El mensaje que llega a la sociedad es de desánimo: los trabajadores maduros donde mejor están es en casa.

Incluso si los despidos se hacen mediante Planes de Suspensión Individual (PSI) -Telefónica-, sin coste aparente para las arcas públicas en lugar de Expedientes de Regulación de Empleo (ERE), que si tienen un coste para la Seguridad Social, el mensaje que llega a la sociedad es de desánimo: los trabajadores maduros donde mejor están es en casa. Eso en un país que ha retrasado la edad de jubilación oficial a los 67 años. Es evidente que algo no cuadra.

La evolución de la pirámide de población apunta a que los trabajadores jóvenes y formados van a ser cada día menos. Si se expulsa a los empleados maduros de las áreas y corporaciones más productivas y tecnificadas, el golpe a la sociedad puede ser irreparable. Está sucediendo ya: los mayores de 50 que encuentran ocupación -y no es fácil a esa edad- lo hacen en servicios auxiliares y en la economía sumergida. Una enorme zancadilla para las pensiones futuras.

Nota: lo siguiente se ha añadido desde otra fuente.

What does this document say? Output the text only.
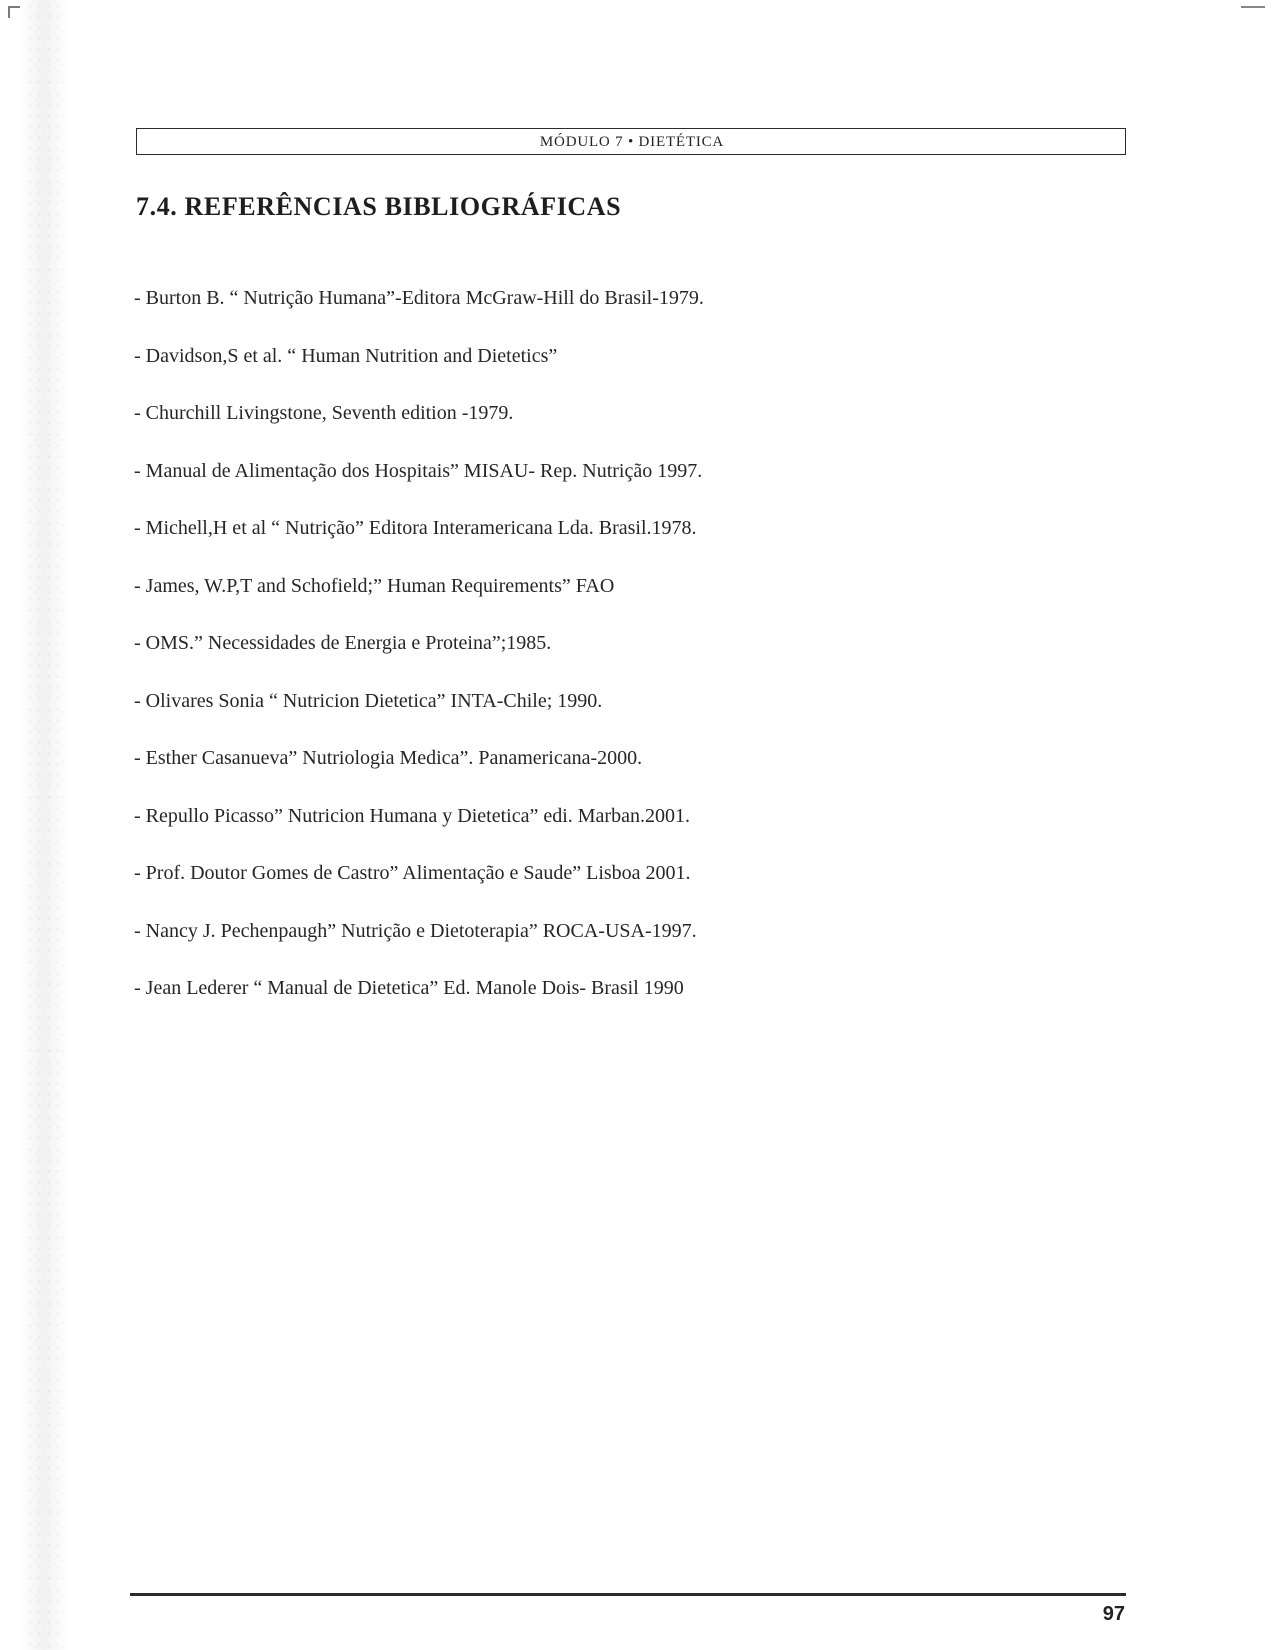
MÓDULO 7 • DIETÉTICA
7.4. REFERÊNCIAS BIBLIOGRÁFICAS
- Burton B. “ Nutrição Humana”-Editora McGraw-Hill do Brasil-1979.
- Davidson,S et al. “ Human Nutrition and Dietetics”
- Churchill Livingstone, Seventh edition -1979.
- Manual de Alimentação dos Hospitais” MISAU- Rep. Nutrição 1997.
- Michell,H et al “ Nutrição” Editora Interamericana Lda. Brasil.1978.
- James, W.P,T and Schofield;” Human Requirements” FAO
- OMS.” Necessidades de Energia e Proteina”;1985.
- Olivares Sonia “ Nutricion Dietetica” INTA-Chile; 1990.
- Esther Casanueva” Nutriologia Medica”. Panamericana-2000.
- Repullo Picasso” Nutricion Humana y Dietetica” edi. Marban.2001.
- Prof. Doutor Gomes de Castro” Alimentação e Saude” Lisboa 2001.
- Nancy J. Pechenpaugh” Nutrição e Dietoterapia” ROCA-USA-1997.
- Jean Lederer “ Manual de Dietetica” Ed. Manole Dois- Brasil 1990
97
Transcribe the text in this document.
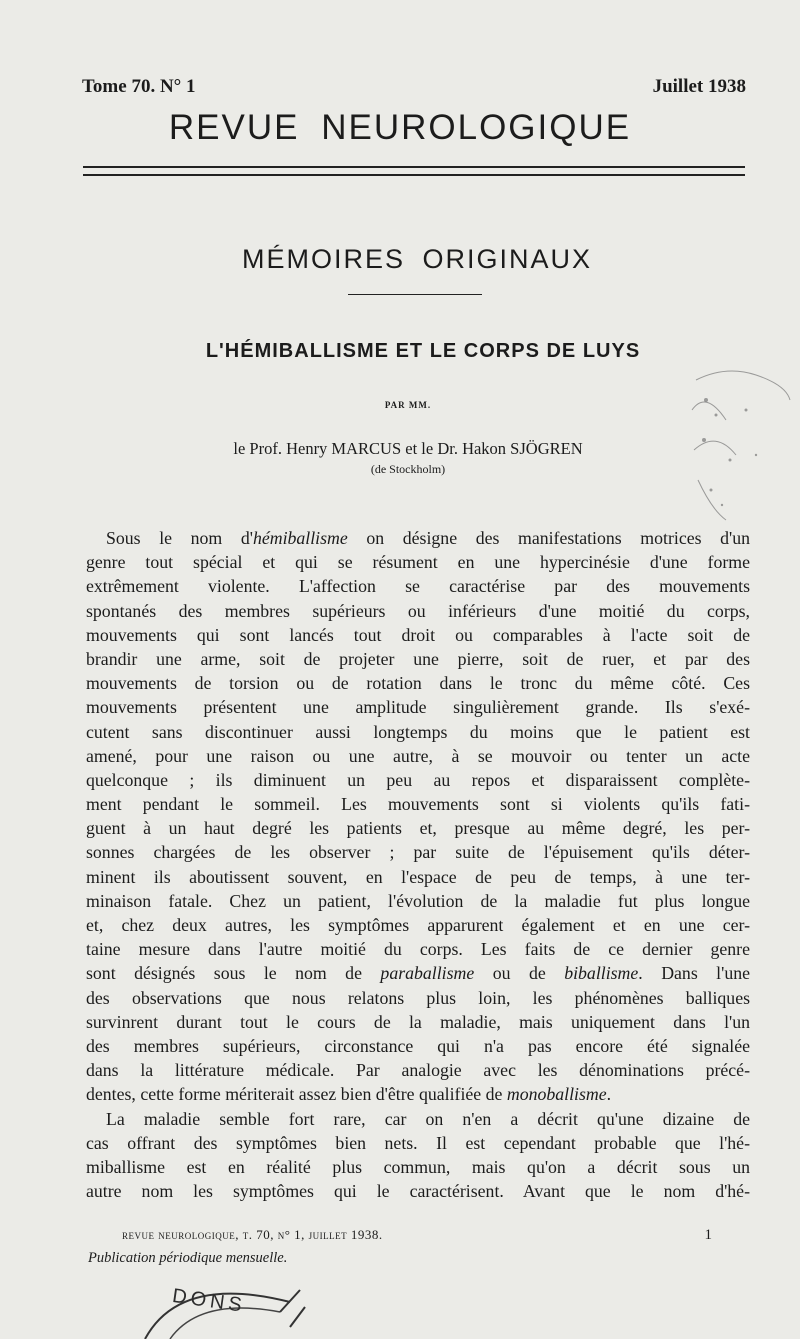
Tome 70. N° 1	Juillet 1938
REVUE NEUROLOGIQUE
MÉMOIRES ORIGINAUX
L'HÉMIBALLISME ET LE CORPS DE LUYS
PAR MM.
le Prof. Henry MARCUS et le Dr. Hakon SJÖGREN
(de Stockholm)
Sous le nom d'hémiballisme on désigne des manifestations motrices d'un
genre tout spécial et qui se résument en une hypercinésie d'une forme
extrêmement violente. L'affection se caractérise par des mouvements
spontanés des membres supérieurs ou inférieurs d'une moitié du corps,
mouvements qui sont lancés tout droit ou comparables à l'acte soit de
brandir une arme, soit de projeter une pierre, soit de ruer, et par des
mouvements de torsion ou de rotation dans le tronc du même côté. Ces
mouvements présentent une amplitude singulièrement grande. Ils s'exé-
cutent sans discontinuer aussi longtemps du moins que le patient est
amené, pour une raison ou une autre, à se mouvoir ou tenter un acte
quelconque ; ils diminuent un peu au repos et disparaissent complète-
ment pendant le sommeil. Les mouvements sont si violents qu'ils fati-
guent à un haut degré les patients et, presque au même degré, les per-
sonnes chargées de les observer ; par suite de l'épuisement qu'ils déter-
minent ils aboutissent souvent, en l'espace de peu de temps, à une ter-
minaison fatale. Chez un patient, l'évolution de la maladie fut plus longue
et, chez deux autres, les symptômes apparurent également et en une cer-
taine mesure dans l'autre moitié du corps. Les faits de ce dernier genre
sont désignés sous le nom de paraballisme ou de biballisme. Dans l'une
des observations que nous relatons plus loin, les phénomènes balliques
survinrent durant tout le cours de la maladie, mais uniquement dans l'un
des membres supérieurs, circonstance qui n'a pas encore été signalée
dans la littérature médicale. Par analogie avec les dénominations précé-
dentes, cette forme mériterait assez bien d'être qualifiée de monoballisme.
La maladie semble fort rare, car on n'en a décrit qu'une dizaine de
cas offrant des symptômes bien nets. Il est cependant probable que l'hé-
miballisme est en réalité plus commun, mais qu'on a décrit sous un
autre nom les symptômes qui le caractérisent. Avant que le nom d'hé-
revue neurologique, t. 70, n° 1, juillet 1938.	1
Publication périodique mensuelle.
DONS
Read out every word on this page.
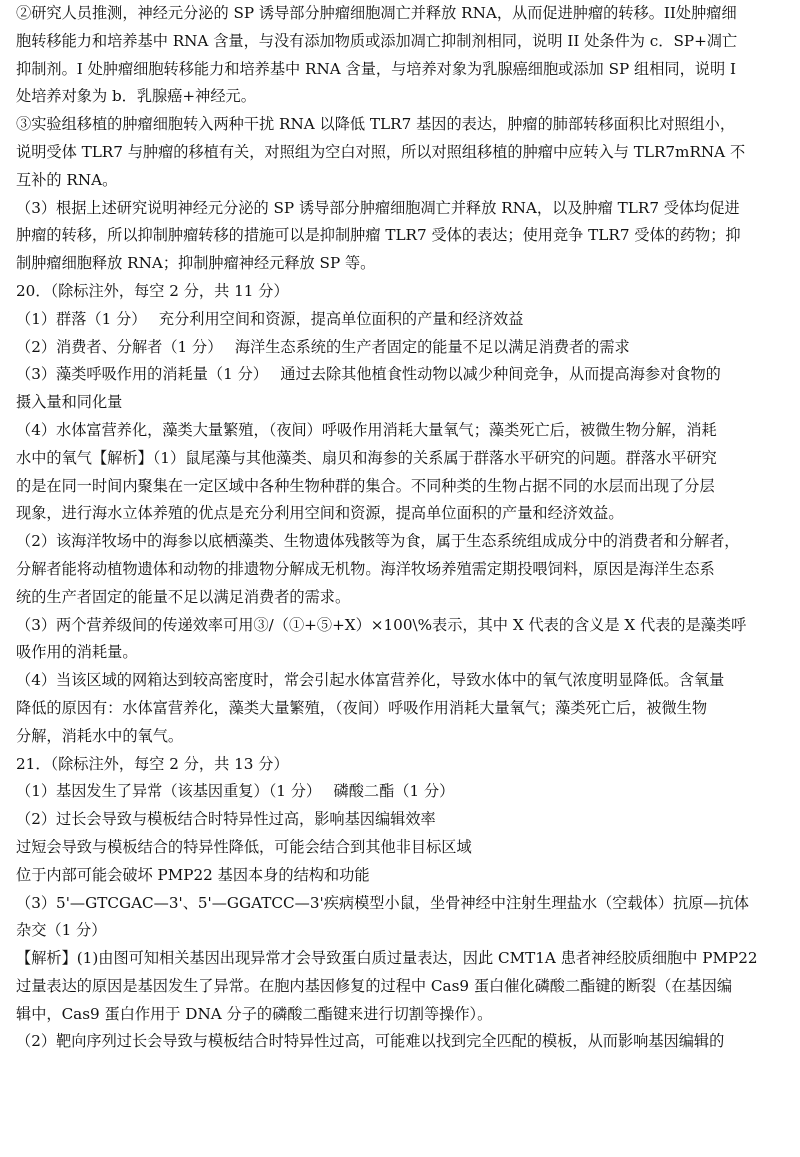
②研究人员推测，神经元分泌的 SP 诱导部分肿瘤细胞凋亡并释放 RNA，从而促进肿瘤的转移。II处肿瘤细
胞转移能力和培养基中 RNA 含量，与没有添加物质或添加凋亡抑制剂相同，说明 II 处条件为 c．SP+凋亡
抑制剂。I 处肿瘤细胞转移能力和培养基中 RNA 含量，与培养对象为乳腺癌细胞或添加 SP 组相同，说明 I
处培养对象为 b．乳腺癌+神经元。
③实验组移植的肿瘤细胞转入两种干扰 RNA 以降低 TLR7 基因的表达，肿瘤的肺部转移面积比对照组小，
说明受体 TLR7 与肿瘤的移植有关，对照组为空白对照，所以对照组移植的肿瘤中应转入与 TLR7mRNA 不
互补的 RNA。
（3）根据上述研究说明神经元分泌的 SP 诱导部分肿瘤细胞凋亡并释放 RNA，以及肿瘤 TLR7 受体均促进
肿瘤的转移，所以抑制肿瘤转移的措施可以是抑制肿瘤 TLR7 受体的表达；使用竞争 TLR7 受体的药物；抑
制肿瘤细胞释放 RNA；抑制肿瘤神经元释放 SP 等。
20．（除标注外，每空 2 分，共 11 分）
（1）群落（1 分）　 充分利用空间和资源，提高单位面积的产量和经济效益
（2）消费者、分解者（1 分）　 海洋生态系统的生产者固定的能量不足以满足消费者的需求
（3）藻类呼吸作用的消耗量（1 分）　 通过去除其他植食性动物以减少种间竞争，从而提高海参对食物的
摄入量和同化量
（4）水体富营养化，藻类大量繁殖，（夜间）呼吸作用消耗大量氧气；藻类死亡后，被微生物分解，消耗
水中的氧气【解析】（1）鼠尾藻与其他藻类、扇贝和海参的关系属于群落水平研究的问题。群落水平研究
的是在同一时间内聚集在一定区域中各种生物种群的集合。不同种类的生物占据不同的水层而出现了分层
现象，进行海水立体养殖的优点是充分利用空间和资源，提高单位面积的产量和经济效益。
（2）该海洋牧场中的海参以底栖藻类、生物遗体残骸等为食，属于生态系统组成成分中的消费者和分解者，
分解者能将动植物遗体和动物的排遗物分解成无机物。海洋牧场养殖需定期投喂饲料，原因是海洋生态系
统的生产者固定的能量不足以满足消费者的需求。
（3）两个营养级间的传递效率可用③/（①+⑤+X）×100\%表示，其中 X 代表的含义是 X 代表的是藻类呼
吸作用的消耗量。
（4）当该区域的网箱达到较高密度时，常会引起水体富营养化，导致水体中的氧气浓度明显降低。含氧量
降低的原因有：水体富营养化，藻类大量繁殖，（夜间）呼吸作用消耗大量氧气；藻类死亡后，被微生物
分解，消耗水中的氧气。
21．（除标注外，每空 2 分，共 13 分）
（1）基因发生了异常（该基因重复）（1 分）　 磷酸二酯（1 分）
（2）过长会导致与模板结合时特异性过高，影响基因编辑效率
过短会导致与模板结合的特异性降低，可能会结合到其他非目标区域
位于内部可能会破坏 PMP22 基因本身的结构和功能
（3）5'—GTCGAC—3'、5'—GGATCC—3'疾病模型小鼠，坐骨神经中注射生理盐水（空载体）抗原—抗体
杂交（1 分）
【解析】(1)由图可知相关基因出现异常才会导致蛋白质过量表达，因此 CMT1A 患者神经胶质细胞中 PMP22
过量表达的原因是基因发生了异常。在胞内基因修复的过程中 Cas9 蛋白催化磷酸二酯键的断裂（在基因编
辑中，Cas9 蛋白作用于 DNA 分子的磷酸二酯键来进行切割等操作）。
（2）靶向序列过长会导致与模板结合时特异性过高，可能难以找到完全匹配的模板，从而影响基因编辑的
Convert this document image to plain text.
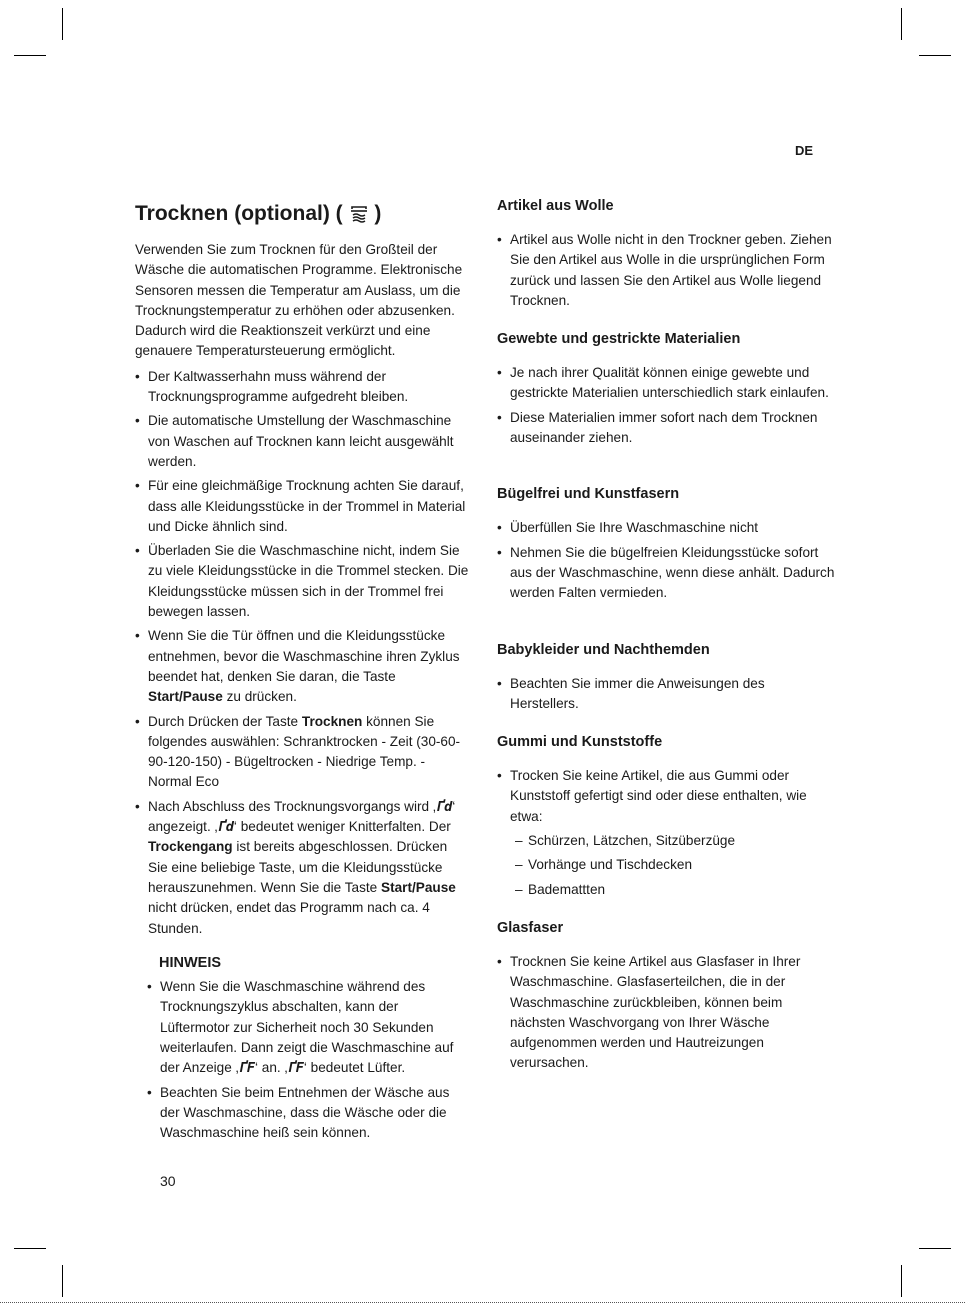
DE
Trocknen (optional) ( )

Verwenden Sie zum Trocknen für den Großteil der Wäsche die automatischen Programme. Elektronische Sensoren messen die Temperatur am Auslass, um die Trocknungstemperatur zu erhöhen oder abzusenken. Dadurch wird die Reaktionszeit verkürzt und eine genauere Temperatursteuerung ermöglicht.

• Der Kaltwasserhahn muss während der Trocknungsprogramme aufgedreht bleiben.
• Die automatische Umstellung der Waschmaschine von Waschen auf Trocknen kann leicht ausgewählt werden.
• Für eine gleichmäßige Trocknung achten Sie darauf, dass alle Kleidungsstücke in der Trommel in Material und Dicke ähnlich sind.
• Überladen Sie die Waschmaschine nicht, indem Sie zu viele Kleidungsstücke in die Trommel stecken. Die Kleidungsstücke müssen sich in der Trommel frei bewegen lassen.
• Wenn Sie die Tür öffnen und die Kleidungsstücke entnehmen, bevor die Waschmaschine ihren Zyklus beendet hat, denken Sie daran, die Taste Start/Pause zu drücken.
• Durch Drücken der Taste Trocknen können Sie folgendes auswählen: Schranktrocken - Zeit (30-60-90-120-150) - Bügeltrocken - Niedrige Temp. - Normal Eco
• Nach Abschluss des Trocknungsvorgangs wird ‚Ґd‘ angezeigt. ‚Ґd‘ bedeutet weniger Knitterfalten. Der Trockengang ist bereits abgeschlossen. Drücken Sie eine beliebige Taste, um die Kleidungsstücke herauszunehmen. Wenn Sie die Taste Start/Pause nicht drücken, endet das Programm nach ca. 4 Stunden.
HINWEIS
• Wenn Sie die Waschmaschine während des Trocknungszyklus abschalten, kann der Lüftermotor zur Sicherheit noch 30 Sekunden weiterlaufen. Dann zeigt die Waschmaschine auf der Anzeige ‚ҐF‘ an. ‚ҐF‘ bedeutet Lüfter.
• Beachten Sie beim Entnehmen der Wäsche aus der Waschmaschine, dass die Wäsche oder die Waschmaschine heiß sein können.
Artikel aus Wolle
• Artikel aus Wolle nicht in den Trockner geben. Ziehen Sie den Artikel aus Wolle in die ursprünglichen Form zurück und lassen Sie den Artikel aus Wolle liegend Trocknen.
Gewebte und gestrickte Materialien
• Je nach ihrer Qualität können einige gewebte und gestrickte Materialien unterschiedlich stark einlaufen.
• Diese Materialien immer sofort nach dem Trocknen auseinander ziehen.
Bügelfrei und Kunstfasern
• Überfüllen Sie Ihre Waschmaschine nicht
• Nehmen Sie die bügelfreien Kleidungsstücke sofort aus der Waschmaschine, wenn diese anhält. Dadurch werden Falten vermieden.
Babykleider und Nachthemden
• Beachten Sie immer die Anweisungen des Herstellers.
Gummi und Kunststoffe
• Trocken Sie keine Artikel, die aus Gummi oder Kunststoff gefertigt sind oder diese enthalten, wie etwa:
– Schürzen, Lätzchen, Sitzüberzüge
– Vorhänge und Tischdecken
– Bademattten
Glasfaser
• Trocknen Sie keine Artikel aus Glasfaser in Ihrer Waschmaschine. Glasfaserteilchen, die in der Waschmaschine zurückbleiben, können beim nächsten Waschvorgang von Ihrer Wäsche aufgenommen werden und Hautreizungen verursachen.
30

Los recortes en sectores que una vez fueron refugio son también el fruto de los cambios tecnológicos y de estrategia que viven las empresas. Por ahora, se mantiene la idea de que la nueva economía, digitalizada y verde, va a crear puestos de trabajo que ni siquiera es posible imaginar. Pero lo que se ve hasta ahora es que se crea poco empleo –no sólo por la pandemia- y el que se crea no es en mejores condiciones. 

Se ha pasado de la rotación de cultivos agrícolas de antaño a la rotación de empleos.

El sociólogo alemán Ulrich Beck, profesor de la London School of Economics –citado por el decano de la Universidad de Vic, Josep Burgaya- definía la situación actual y futura, como la de un capitalismo sin trabajo, donde se ha pasado de la rotación de cultivos agrícolas de antaño a la rotación de empleos. Un mundo de ciudadanos que alternan el ingreso con el subsidio y el trabajo con el empleo. El retorno a la fragilidad y la inseguridad del mundo preindustrial.

El empleo se polariza. Por un lado, empleos de alta calificación y salarios muy altos -pocos- dedicados a tareas abstractas y, por otro, puestos de baja calificación, principalmente en la industria de los servicios. Las consecuencias pueden ser graves para la estabilidad social. El abanico salarial entre los diferentes tipos de trabajadores va a seguir ensanchándose y los empleos perdidos en los últimos años no van a volver. Los 800.000 puestos de trabajo que promete el presidente del Gobierno Pedro Sánchez en los próximos tres años son como el dedo que tapa el agujero de la presa. Este año, según el Fondo Monetario Internacional (FMI), se van a perder un millón.

La crisis de la Covid 19 ha agravado lo que ya era una tendencia. El FMI cree que, en el mejor de los casos, España no recuperará la tasa de paro previa a la pandemia al menos hasta 2026. La cultura del trabajo, el espinazo sobre el que han crecido las sociedades y las democracias, se tambalea. Y con ella, se tambalea el futuro. De todos.